Isolato dal mondo, Walter ha ripreso a studiare. Sta per laurearsi. Legge il giornale, ma con i guanti, perché non sopporterebbe il contatto con le pagine: “Ci riesco solo con Repubblica, a patto che non ci siano troppe fotografie a colori”. E ripensa a quella pizza. “Forse i pomodori trattati, o la mozzarella. Chissà. Ci ho messo un secondo a capire che non era un indigestione, a prendere coscienza che non poteva essere la solita colite. E più di un anno a convincere gli altri che non era un cancro allo stomaco”.
E’ sera, sta per arrivare sua moglie. Che anche oggi, finito di lavorare, si è fatta una doccia. Sulla porta si toglierà tutti i vestiti, impregnati di fumo, di smog. Di modernità. Per Walter e i casi come il suo in Italia esiste un associazione, Amica, cui è possibile rivolgersi per informazioni.

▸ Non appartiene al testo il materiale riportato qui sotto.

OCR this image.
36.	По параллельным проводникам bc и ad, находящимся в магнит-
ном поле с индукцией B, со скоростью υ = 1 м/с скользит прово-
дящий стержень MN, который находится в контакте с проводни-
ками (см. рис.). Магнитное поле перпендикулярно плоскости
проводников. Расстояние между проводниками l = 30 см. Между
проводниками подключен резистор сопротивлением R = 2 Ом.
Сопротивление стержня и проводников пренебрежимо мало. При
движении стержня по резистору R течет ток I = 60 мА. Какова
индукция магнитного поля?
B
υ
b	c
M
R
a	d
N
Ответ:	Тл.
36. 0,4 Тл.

Così la chimica manda il cervello in tilt

Una malattia straordinariamente comune, nelle sue forme meno gravi, persino più del diabete. Secondo un recentissimo studio, negli USA circa il 3.5 % della popolazione è affetto da una grave forma di MCS, mentre almeno il 12 % è malato in maniera più moderata. Martin Pall, professore della Washington State University, ha pubblicato una ricerca intitolata Multiple Chemical Sensitivity: Toxicological Questions and Mechanisms in cui vengono stabiliti 5 criteri scientifici inequivocabili che caratterizzano questa malattia: è una sindrome diffusissima; è causata da un esposizione a sostanze tossiche; il ruolo delle sostanze chimiche come causee scatenanti della MCS è confermato dagli studi genetici; la MCS è provocata da un circolo vizioso biochimico, responsabile anche di altre patologie che si sovrappongono spesso alla MCS, come la Fibromialgia e la Sindrome da Fatica Cronica (CFS); la vecchia tesi su una presunta origine psicologica della MCS è del tutto incompatibile con tutte le prove scientifiche sulla malattia. Sono sette i gruppi di sostanze chimiche in grado di causare la MCS: alcuni pesticidi, alcuni solventi organici e composti correlati, il mercurio, il solfuro di idrogeno e il monossido di carbonio. Studi su animali hanno dimostrato che queste sostanze producono nel corpo una risposta abnorme del recettore cerebrale Nmda, il cui aumento è ritenuto il meccanismo alla base della MCS. Altre ricerche, sempre su animali, lasciano sperare che sia possibile abbassare l’attività del Nmda. E in questo consiste la speranza di curare la MCS, e non solo i sintomi.

2 gennaio 2010

FONTE: Il Venerdì di Repubblica


La storia di Walter è un altra testimonianza dolorosa di quanto subdola e limitante sia la Sensibilità Chimica Multipla. Costretto a vivere barricato in casa, senza mobilio, con la possibilità di fare qualche fugace apparizione sul terrazzo di casa solo in presenza di vento.... e poi il pochissimo mangiare, l'impossibilità (o quasi) persino a leggere un giornale.... questa è l'MCS, per chi ancora non la conoscesse, malattia in costante aumento, secondo tanti la malattia del 21° Secolo.

Se da una parte ci sono i malati di questa patologia come Walter, da un altra ci sono i ricercatori come Martin Pall, che studiano i meccanismi genetici e biochimici della malattia, nella speranza di poterne trovare un rimedio. A tutti costoro va il mio sentito ringraziamento e la mia gratitudine, con la speranza che, nel tempo, si possano capire sempre meglio i meccanismi scatenanti di questa patologia e, di conseguenza, si possano trovare rimedi sempre più efficaci.